The Federal Reserve is looking to normalise interest rates after years of keeping them at record lows, especially as inflationary pressures are now mounting. Interest rates are 2% following two rises this year, and the Fed has signalled more increases to come.
That, combined with a number of other factors, such as the growing trade war between the US and China, has increased volatility on Wall Street and this week shares tumbled.
In an interview on Wednesday about Wall Street and how much his administration’s strained relationship with China was to blame, Trump said: “That wasn’t it. The problem I have is with the Fed.
"The Fed is going wild. They’re raising interest rates and it’s ridiculous. That’s not the problem. The problem in my opinion is the Fed. The Fed is going loco.”
The IMF has long been vocal in its support of the Fed, however, and on Thursday Christine Lagarde reiterated her backing.
Speaking at the IMF’s annual meeting in Bali, she called US rate rises “legitimate and necessary” and said she “would not associate [Fed chairman] Jay Powell with craziness.
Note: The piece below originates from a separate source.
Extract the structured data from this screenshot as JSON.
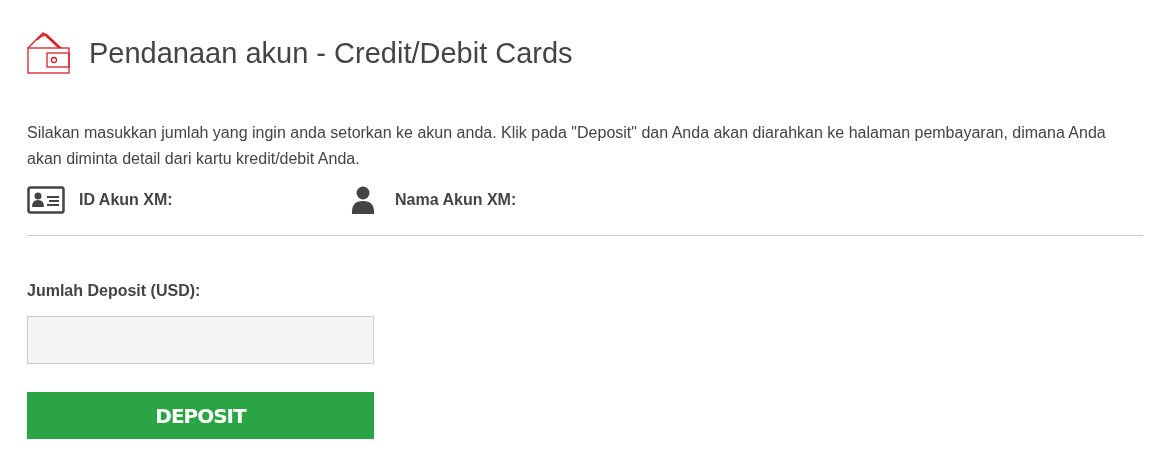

He comes across, and members of his board, as extremely serious, solid and certainly keen to base their decisions on actual information, and to decide to communicate that properly.”
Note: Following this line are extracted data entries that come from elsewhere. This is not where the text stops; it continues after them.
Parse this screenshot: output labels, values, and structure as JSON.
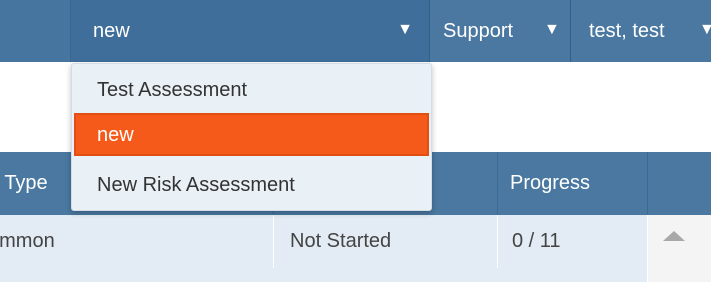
{
  "nav": {
    "assessment_select": {
      "value": "new",
      "caret": "▼"
    },
    "support": {
      "label": "Support",
      "caret": "▼"
    },
    "user": {
      "label": "test, test",
      "caret": "▼"
    }
  },
  "dropdown": {
    "items": [
      {
        "label": "Test Assessment",
        "selected": false
      },
      {
        "label": "new",
        "selected": true
      },
      {
        "label": "New Risk Assessment",
        "selected": false
      }
    ]
  },
  "table": {
    "headers": [
      "b Type",
      "",
      "Progress",
      ""
    ],
    "rows": [
      {
        "type": "ommon",
        "status": "Not Started",
        "progress": "0 / 11"
      }
    ]
  },
  "colors": {
    "nav_bg": "#4a78a0",
    "highlight": "#f55a1a",
    "row_bg": "#e3ecf4"
  },
  "icons": {
    "caret": "caret-down-icon",
    "scroll_up": "scroll-up-arrow-icon"
  }
}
She called on global leaders instead to work together, arguing that countries should look to “de-escalate trade tensions, fix the system not break it, [create] the right policy mix and that includes inclusive growth. Everyone is the brother or sister of the other.”
Earlier this year, the IMF downgraded its predictions for global growth because of growing trade tensions. The Washington-based organisation said it had downgraded its prediction to 3.7% for 2018 and 2019, from 3.9%, after the US imposed trade tariffs on China.
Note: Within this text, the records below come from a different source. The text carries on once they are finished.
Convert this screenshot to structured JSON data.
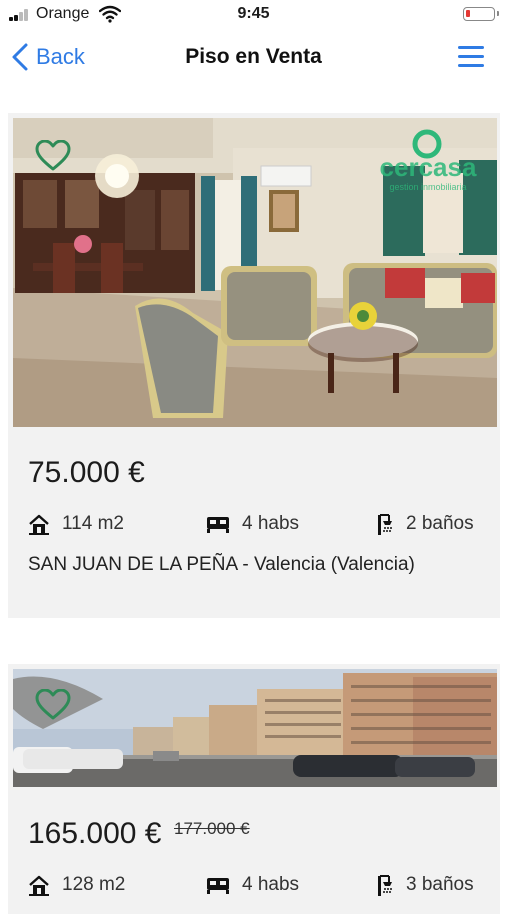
{
  "status_bar": {
    "carrier": "Orange",
    "time": "9:45",
    "battery_level": 0.1,
    "battery_color": "#e53935"
  },
  "nav": {
    "back_label": "Back",
    "title": "Piso en Venta",
    "back_icon": "chevron-left-icon",
    "menu_icon": "hamburger-menu-icon",
    "accent_color": "#2f7be4"
  },
  "listings": [
    {
      "price": "75.000 €",
      "old_price": "",
      "area": "114 m2",
      "rooms": "4 habs",
      "baths": "2 baños",
      "location": "SAN JUAN DE LA PEÑA - Valencia (Valencia)",
      "photo": "living-room-photo",
      "watermark": "cercasa",
      "watermark_tagline": "gestion inmobiliaria",
      "favorite_icon": "heart-outline-icon"
    },
    {
      "price": "165.000 €",
      "old_price": "177.000 €",
      "area": "128 m2",
      "rooms": "4 habs",
      "baths": "3 baños",
      "photo": "street-buildings-photo",
      "favorite_icon": "heart-outline-icon"
    }
  ],
  "colors": {
    "favorite_green": "#2e8b57",
    "card_bg": "#f2f2f2"
  }
}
Lukman Otunuga, research analyst at FXTM, said: “While Trump’s renewed criticism of the Federal Reserve played a role behind the steep sell off, there were other key factors brewing in the background.
“It is becoming clear that global equity markets are facing a perfect storm, [with] rising US bond yields, US-China trade disputes, global growth concerns and prospects of higher US interest rates. For as long as these themes remain, appetite for stocks are likely to diminish further.”
James Hughes, chief market analyst at AxiTrader, said: “Donald Trump has taken aim at the Federal Reserve, but with the central bank bidding to keep inflation under control as US companies wallow in that surplus cash, which has been repatriated from overseas in the wake of tax breaks, this was arguably a situation that was always going to happen.”
Analysts at Morgan Rossiter noted: “The Federal Reserve has in our view again been unfairly criticised by Trump, although understandably so give the attraction of deflecting attention away from rising global trade tensions caused by the US administrations recent policies.”